残存活性(%)=保存後の活性(ALU/g)/保存前の活性(ALU/g)×100
ラクターゼ活性は、米国食品化学物質規格(FCC:Food Chemical Codex)第4版にLactase(Acid)(β-galactosidase)として収載されている方法に準じて測定した。具体的には、o-ニトロフェニル-β-ガラクトピラノシド(ONPG)を基質として、反応温度37℃、反応pH4.5で15分間反応させたとき、1分間に1μmolのo-ニトロフェノールを遊離する酵素量を1単位(1ALU;1 Acid Lactase Unit)とした。
【0069】
[実施例2~5、比較例1~3]
実施例1で得られたラクターゼ原末(乾燥ラクターゼ濃縮物)を精製水に溶解し、ラクターゼ溶液を調製した。ラクターゼ溶液に異なる濃度でガラクトースを添加して溶解し、その後、凍結乾燥にて粉末化し、ガラクトース量の異なる乾燥ラクターゼ濃縮物を調製した。得られた乾燥ラクターゼ濃縮物について、実施例1と同様にガラクトース及びグルコースの含有量及び還元糖総量を測定し、かつ、保存安定性を評価した。
【0070】
[実施例6~9、比較例4~6]
実施例1で得られたラクターゼ原末(乾燥ラクターゼ濃縮物)を精製水に溶解し、ラクターゼ溶液を調製した。ラクターゼ溶液に異なる濃度でグルコースを添加して溶解し、その後、凍結乾燥にて粉末化し、グルコース量の異なる乾燥ラクターゼ濃縮物を調製した。得られた乾燥ラクターゼ濃縮物について、実施例1と同様にガラクトース及びグルコースの含有量及び還元糖総量を測定し、かつ、保存安定性を評価した。
【0071】
[結果]
実施例1~9及び比較例1~6の結果を表1に示す。このうち、保存安定性について、ガラクトース及びグルコースの総量と残存活性との関係をプロットしたグラフを図1に示す。さらに、図1におけるガラクトース及びグルコースの総量が50μmol/10万単位である場合を横軸方向に拡大したグラフを図2に示す。
【表1】
【0072】
上記表1並びに図1及び図2に示されるように、濃縮すべきラクターゼ溶液中に含まれていたガラクトース及びグルコースの総量が、乾燥後の含量として50μmol/10万単位以下である実施例1~9で、当該総量が乾燥後の含量として50μmol/10万単位を上回る比較例1~6に比べて残存活性の向上が認められた。残存活性の向上効果は、当該総量が30μmol/10万単位以下である実施例1~4及び6~8でより良好に認められ、当該総量が8μmol/10万単位以下である実施例1~2及び6でより一層良好に認められた。
【0073】
[実施例10]
実施例1と同様にして、ラクターゼ原末を調製し、ガラクトース及びグルコースの含有量及び還元糖総量を測定し、かつ、保存安定性を評価した。
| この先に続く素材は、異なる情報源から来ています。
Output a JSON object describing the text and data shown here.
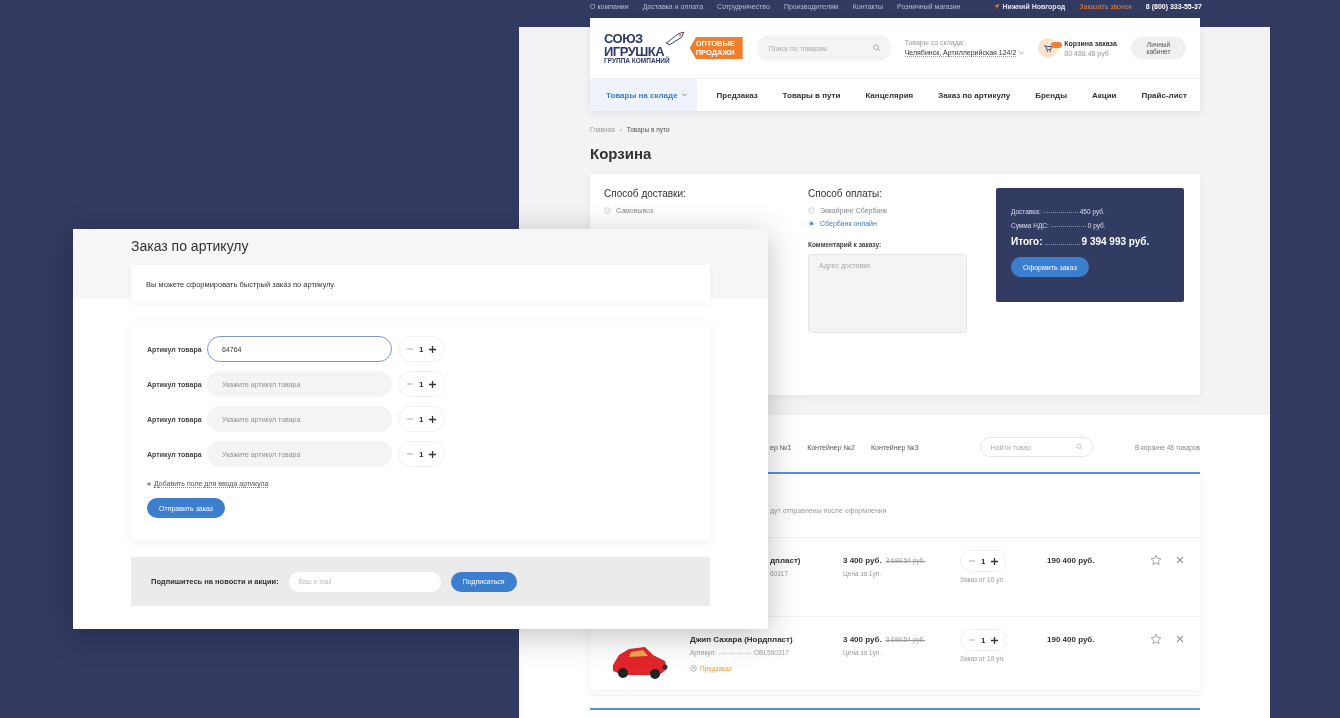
{
  "top_links": [
    "О компании",
    "Доставка и оплата",
    "Сотрудничество",
    "Производителям",
    "Контакты",
    "Розничный магазин"
  ],
  "location": "Нижний Новгород",
  "callback_link": "Заказать звонок",
  "phone": "8 (800) 333-55-37",
  "header": {
    "logo": {
      "line1": "СОЮЗ",
      "line2": "ИГРУШКА",
      "line3": "ГРУППА КОМПАНИЙ",
      "tag": "ОПТОВЫЕ ПРОДАЖИ"
    },
    "search_placeholder": "Поиск по товарам",
    "warehouse_label": "Товары со склада:",
    "warehouse": "Челябинск, Артиллерийская 124/2",
    "cart_title": "Корзина заказа",
    "cart_sum": "80 488.48 руб",
    "account_button": "Личный кабинет"
  },
  "nav": [
    {
      "label": "Товары на складе",
      "selected": true
    },
    {
      "label": "Предзаказ",
      "selected": false
    },
    {
      "label": "Товары в пути",
      "selected": false
    },
    {
      "label": "Канцелярия",
      "selected": false
    },
    {
      "label": "Заказ по артикулу",
      "selected": false
    },
    {
      "label": "Бренды",
      "selected": false
    },
    {
      "label": "Акции",
      "selected": false
    },
    {
      "label": "Прайс-лист",
      "selected": false
    }
  ],
  "breadcrumbs": [
    "Главная",
    "Товары в пути"
  ],
  "page_title": "Корзина",
  "delivery": {
    "title": "Способ доставки:",
    "options": [
      {
        "label": "Самовывоз",
        "selected": false
      }
    ]
  },
  "payment": {
    "title": "Способ оплаты:",
    "options": [
      {
        "label": "Эквайринг Сбербанк",
        "selected": false
      },
      {
        "label": "Сбербанк онлайн",
        "selected": true
      }
    ],
    "comment_label": "Комментарий к заказу:",
    "comment_placeholder": "Адрес доставки"
  },
  "summary": {
    "rows": [
      {
        "label": "Доставка:",
        "value": "450 руб.",
        "kind": "normal"
      },
      {
        "label": "Сумма НДС:",
        "value": "0 руб.",
        "kind": "normal"
      },
      {
        "label": "Итого:",
        "value": "9 394 993 руб.",
        "kind": "total"
      }
    ],
    "button": "Оформить заказ"
  },
  "containers": {
    "tabs": [
      "ер №1",
      "Контейнер №2",
      "Контейнер №3"
    ],
    "search_placeholder": "Найти товар",
    "count": "В корзине 48 товаров"
  },
  "note": "дут отправлены после оформления",
  "items": [
    {
      "kind": "cut",
      "name": "дпласт)",
      "article": "60317",
      "price": "3 400 руб.",
      "old_price": "3 699,54 руб.",
      "price_note": "Цена за 1уп.",
      "qty": "1",
      "min_order": "Заказ от 10 уп.",
      "total": "190 400 руб."
    },
    {
      "kind": "full",
      "name": "Джип Сахара (Нордпласт)",
      "article_label": "Артикул:",
      "article": "OBL560317",
      "status": "Предзаказ",
      "price": "3 400 руб.",
      "old_price": "3 699,54 руб.",
      "price_note": "Цена за 1уп.",
      "qty": "1",
      "min_order": "Заказ от 10 уп.",
      "total": "190 400 руб."
    }
  ],
  "quick_order": {
    "title": "Заказ по артикулу",
    "intro": "Вы можете сформировать быстрый заказ по артикулу.",
    "rows": [
      {
        "label": "Артикул товара",
        "value": "64764",
        "focused": true,
        "qty": "1"
      },
      {
        "label": "Артикул товара",
        "placeholder": "Укажите артикул товара",
        "focused": false,
        "qty": "1"
      },
      {
        "label": "Артикул товара",
        "placeholder": "Укажите артикул товара",
        "focused": false,
        "qty": "1"
      },
      {
        "label": "Артикул товара",
        "placeholder": "Укажите артикул товара",
        "focused": false,
        "qty": "1"
      }
    ],
    "add_link": "Добавить поле для ввода артикула",
    "submit": "Отправить заказ",
    "subscribe": {
      "label": "Подпишитесь на новости и акции:",
      "placeholder": "Ваш e-mail",
      "button": "Подписаться"
    }
  }
}
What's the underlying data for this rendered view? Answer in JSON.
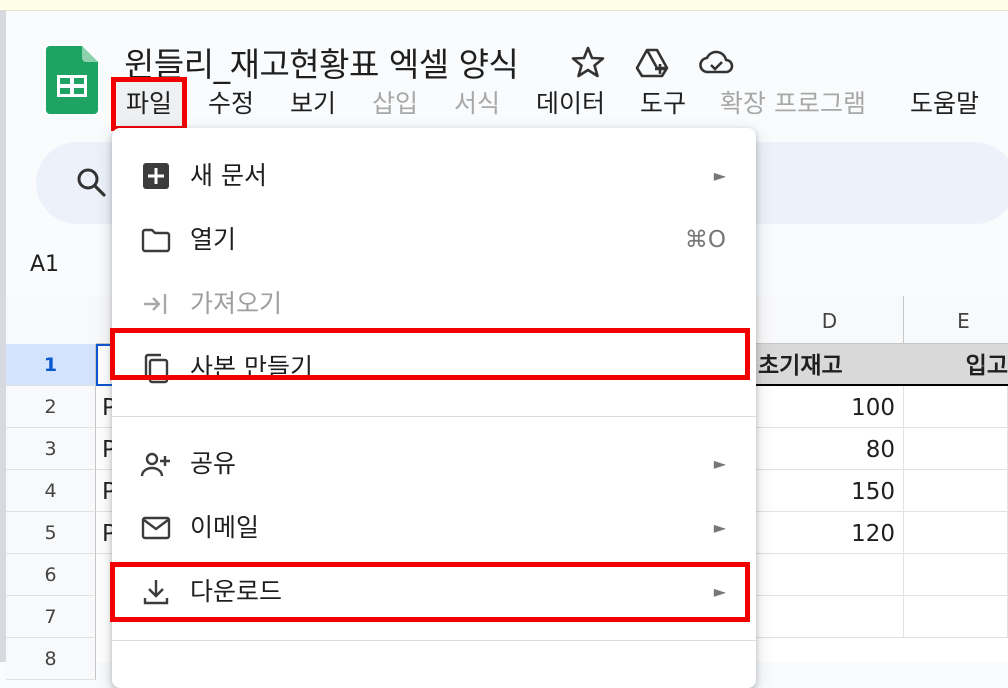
{
  "doc": {
    "title": "윈들리_재고현황표 엑셀 양식"
  },
  "menubar": [
    {
      "label": "파일",
      "disabled": false,
      "highlighted": true
    },
    {
      "label": "수정",
      "disabled": false
    },
    {
      "label": "보기",
      "disabled": false
    },
    {
      "label": "삽입",
      "disabled": true
    },
    {
      "label": "서식",
      "disabled": true
    },
    {
      "label": "데이터",
      "disabled": false
    },
    {
      "label": "도구",
      "disabled": false
    },
    {
      "label": "확장 프로그램",
      "disabled": true
    },
    {
      "label": "도움말",
      "disabled": false
    }
  ],
  "namebox": "A1",
  "columns": [
    "D",
    "E"
  ],
  "header_row": {
    "d": "초기재고",
    "e": "입고"
  },
  "rows": [
    {
      "num": "1"
    },
    {
      "num": "2",
      "a": "P",
      "d": "100"
    },
    {
      "num": "3",
      "a": "P",
      "d": "80"
    },
    {
      "num": "4",
      "a": "P",
      "d": "150"
    },
    {
      "num": "5",
      "a": "P",
      "d": "120"
    },
    {
      "num": "6"
    },
    {
      "num": "7"
    },
    {
      "num": "8"
    }
  ],
  "file_menu": {
    "new": {
      "label": "새 문서",
      "icon": "new-doc-icon",
      "has_submenu": true
    },
    "open": {
      "label": "열기",
      "icon": "folder-icon",
      "shortcut": "⌘O"
    },
    "import": {
      "label": "가져오기",
      "icon": "import-icon",
      "disabled": true
    },
    "copy": {
      "label": "사본 만들기",
      "icon": "copy-icon",
      "highlighted": true
    },
    "share": {
      "label": "공유",
      "icon": "share-person-icon",
      "has_submenu": true
    },
    "email": {
      "label": "이메일",
      "icon": "email-icon",
      "has_submenu": true
    },
    "download": {
      "label": "다운로드",
      "icon": "download-icon",
      "has_submenu": true,
      "highlighted": true
    },
    "submenu_arrow": "►"
  },
  "colors": {
    "highlight": "#f20000",
    "sheets_green": "#1ea362",
    "selected_row": "#d3e3fd"
  }
}
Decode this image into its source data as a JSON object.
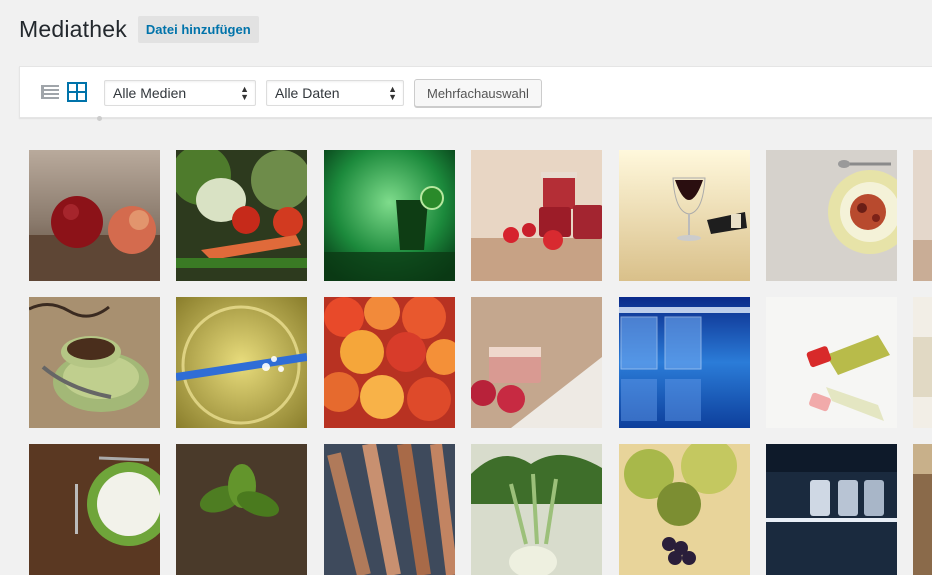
{
  "page": {
    "title": "Mediathek",
    "add_button": "Datei hinzufügen"
  },
  "toolbar": {
    "filter_type": {
      "selected": "Alle Medien"
    },
    "filter_date": {
      "selected": "Alle Daten"
    },
    "bulk_select": "Mehrfachauswahl",
    "icons": {
      "list_view": "list-view-icon",
      "grid_view": "grid-view-icon"
    },
    "active_view": "grid"
  },
  "colors": {
    "accent": "#0073aa",
    "background": "#f1f1f1"
  },
  "media": [
    {
      "id": "apples"
    },
    {
      "id": "vegetables"
    },
    {
      "id": "green-drink"
    },
    {
      "id": "strawberry-jam"
    },
    {
      "id": "red-wine"
    },
    {
      "id": "dish-spoon"
    },
    {
      "id": "cut-1"
    },
    {
      "id": "coffee-cup"
    },
    {
      "id": "glass-bubbles"
    },
    {
      "id": "plums"
    },
    {
      "id": "cake-berries"
    },
    {
      "id": "blue-glasses"
    },
    {
      "id": "wine-bottle"
    },
    {
      "id": "cut-2"
    },
    {
      "id": "plate-fork"
    },
    {
      "id": "basil"
    },
    {
      "id": "sausages"
    },
    {
      "id": "kohlrabi"
    },
    {
      "id": "grapes-vine"
    },
    {
      "id": "jars-shelf"
    },
    {
      "id": "cut-3"
    }
  ]
}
なお、ラクターゼ原末中のタンパク質の量は80±5質量%、多糖及びオリゴ糖の総量は5±10質量%であった。
【0074】
[実施例11]
実施例10で得られたラクターゼ原末に、賦形剤としてデキストリンを乾燥状態で混合してラクターゼ組成物とすることで、ラクターゼ製剤(賦形品)を調製した。得られた賦形品中におけるデキストリンの割合は、20質量%であった。この賦形品についても、実施例1と同様にして、ガラクトース及びグルコースの含有量及び還元糖総量を測定し、保存安定性を評価した。なお、ラクターゼ製剤中のタンパク質の量は60±5質量%、多糖及びオリゴ糖の総量は25±5質量%であった。
【0075】
[結果]
実施例10~11の結果を表2に示す。表2においては、比較参照用に、比較例1及び比較例4の結果も併せて示している。さらに、実施例10~11について、図1のグラフに重ねて円ドットでプロットしたグラフを図3に示す。
【0076】
【表2】
【0077】
実施例10のラクターゼ原末と賦形剤とを乾燥状態で混合して調製した実施例11のラクターゼ製剤(賦形品)では、賦形剤に由来する還元糖がさらに混入することでガラクトース及びグルコースの総量が増えているものの、良好な残存活性が維持されていることが認められた。なお、実施例11のラクターゼ製剤(賦形品)に含まれるガラクトース及びグルコースの総量は、比較例1と同等または比較例4より少し多い程度であるが、濃縮前の液体状態の時点からガラクトース及びグルコースの総量が相当量含まれていた比較例1及び比較例4と比べて、残存活性が大幅に向上したことが認められた。つまり、濃縮前の液体状態の時点でガラクトース及びグルコースの総量が少なくなるように調整すれば、乾燥後に糖賦形剤を加えたとしても、糖賦形剤が酵素に対して不所望の悪影響を及ぼさないことが示された。
【0078】
本発明の好ましい実施形態は上記の通りであるが、本発明はそれらのみに限定されるものではなく、本発明の趣旨から逸脱することのない様々な実施形態が他になされる。